Tra le questioni ambientali da prendere in considerazione, vi è l’uso di sostanze chimiche “pesanti” (heavy chemicals) necessarie per trasformare il legno duro in fibra morbida. Il disolfuro di carbonio chimico, definito come endocrino-disgregante, è ad oggi ancora utilizzato nell’industria della viscosa, anche se è stato collegato a vari problemi di salute e malattie che vanno dal Parkinsonismo all’attacco cardiaco e all’ictus (Changing Markets Foundation, 2017). Lo stesso vale per l’uso di acido solforico, anch’essa sostanza ad oggi ancora utilizzata nell’industria tessile. Inoltre, la ONG Canopy ha stimato che milioni di alberi in foreste in via di estinzione vengono tagliati per produrre il filamento di viscosa, soprattutto nelle fabbriche indonesiane e cinesi, dove la deforestazione è già un problema reale (Rycroft, 2014).

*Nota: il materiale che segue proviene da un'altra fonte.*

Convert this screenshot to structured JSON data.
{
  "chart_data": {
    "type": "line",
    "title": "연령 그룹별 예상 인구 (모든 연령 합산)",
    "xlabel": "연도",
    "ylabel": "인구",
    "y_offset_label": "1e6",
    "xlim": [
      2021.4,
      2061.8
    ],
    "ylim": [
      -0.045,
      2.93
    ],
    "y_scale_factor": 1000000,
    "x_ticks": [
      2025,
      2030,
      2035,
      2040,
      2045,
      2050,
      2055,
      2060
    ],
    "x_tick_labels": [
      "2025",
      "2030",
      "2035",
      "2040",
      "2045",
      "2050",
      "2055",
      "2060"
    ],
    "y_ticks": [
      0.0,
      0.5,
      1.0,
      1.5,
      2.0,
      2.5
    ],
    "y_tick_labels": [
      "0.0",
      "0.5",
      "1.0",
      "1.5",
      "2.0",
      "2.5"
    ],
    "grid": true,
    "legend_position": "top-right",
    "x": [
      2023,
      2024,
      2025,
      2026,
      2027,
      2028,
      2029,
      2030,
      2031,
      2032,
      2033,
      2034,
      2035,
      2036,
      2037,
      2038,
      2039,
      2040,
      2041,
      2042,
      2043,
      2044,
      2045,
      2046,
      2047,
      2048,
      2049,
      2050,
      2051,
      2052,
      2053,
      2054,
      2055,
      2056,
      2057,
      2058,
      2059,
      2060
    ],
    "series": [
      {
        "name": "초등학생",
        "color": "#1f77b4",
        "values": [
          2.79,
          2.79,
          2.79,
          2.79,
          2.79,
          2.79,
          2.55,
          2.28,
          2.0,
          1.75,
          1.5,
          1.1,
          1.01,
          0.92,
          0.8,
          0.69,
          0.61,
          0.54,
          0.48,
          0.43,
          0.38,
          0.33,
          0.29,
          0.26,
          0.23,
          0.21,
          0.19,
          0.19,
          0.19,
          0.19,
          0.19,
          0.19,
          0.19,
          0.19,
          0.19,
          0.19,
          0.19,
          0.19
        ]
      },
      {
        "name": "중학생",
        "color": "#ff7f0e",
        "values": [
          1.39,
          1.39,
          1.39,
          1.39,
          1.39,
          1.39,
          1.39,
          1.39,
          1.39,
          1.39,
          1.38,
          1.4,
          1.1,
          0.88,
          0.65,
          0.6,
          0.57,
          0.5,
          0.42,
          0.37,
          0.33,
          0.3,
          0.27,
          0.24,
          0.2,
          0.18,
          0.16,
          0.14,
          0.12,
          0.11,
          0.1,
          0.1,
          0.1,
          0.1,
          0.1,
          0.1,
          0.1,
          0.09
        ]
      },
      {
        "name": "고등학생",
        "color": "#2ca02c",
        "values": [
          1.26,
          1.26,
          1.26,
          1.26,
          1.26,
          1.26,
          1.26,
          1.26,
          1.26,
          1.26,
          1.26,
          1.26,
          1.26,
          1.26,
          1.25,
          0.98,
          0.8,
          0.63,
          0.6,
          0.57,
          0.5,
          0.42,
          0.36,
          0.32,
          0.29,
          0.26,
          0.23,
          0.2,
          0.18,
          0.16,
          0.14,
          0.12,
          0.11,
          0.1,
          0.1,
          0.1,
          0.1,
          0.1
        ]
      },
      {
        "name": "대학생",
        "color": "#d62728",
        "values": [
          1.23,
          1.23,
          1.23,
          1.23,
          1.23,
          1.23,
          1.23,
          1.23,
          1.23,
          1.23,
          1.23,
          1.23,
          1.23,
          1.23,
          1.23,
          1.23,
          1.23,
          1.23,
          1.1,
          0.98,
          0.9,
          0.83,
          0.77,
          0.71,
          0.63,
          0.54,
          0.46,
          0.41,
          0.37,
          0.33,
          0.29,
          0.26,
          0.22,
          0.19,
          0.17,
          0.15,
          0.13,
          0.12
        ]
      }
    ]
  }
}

E infine, arriviamo ai veri materiali sintetici, come il poliestere, il nylon e l’acrilico che non esistono in natura ma sono prodotti dall’uomo. Tra il 1980 e il 2007, anno in cui il poliestere ha superato il cotone come fibra principale nel mondo, la quantità di poliestere prodotta annualmente è aumentata da 5,3 milioni di tonnellate a 30,9 milioni di tonnellate (M. Bain, 2015).

 

 

Attraverso un processo di produzione industriale, il petrolio viene trasformato in fibre per l’abbigliamento. Il poliestere è realizzato in polietilene tereftalato, noto anche come PET, ed è lo stesso materiale utilizzato per produrre bottiglie di plastica, quindi allo stesso modo contribuisce alle emissioni di anidride carbonica come qualsiasi altro prodotto a base di combustibili fossili. Inoltre, la quantità di acqua per il raffreddamento nel processo produttivo è considerevole e richiede processi ad alta intensità energetica. Un altro problema rilevante legato a questo tipo di fibre si verifica durante il processo di lavaggio: rilasciano infatti microplastiche minuscole (<5 mm), chiamate microfibre (Leonard, 2016). Le microfibre inquinano i nostri oceani, possono portare alla morte di animali marini e possono facilmente entrare nella nostra catena alimentare e rappresentare una minaccia per gli esseri umani stessi.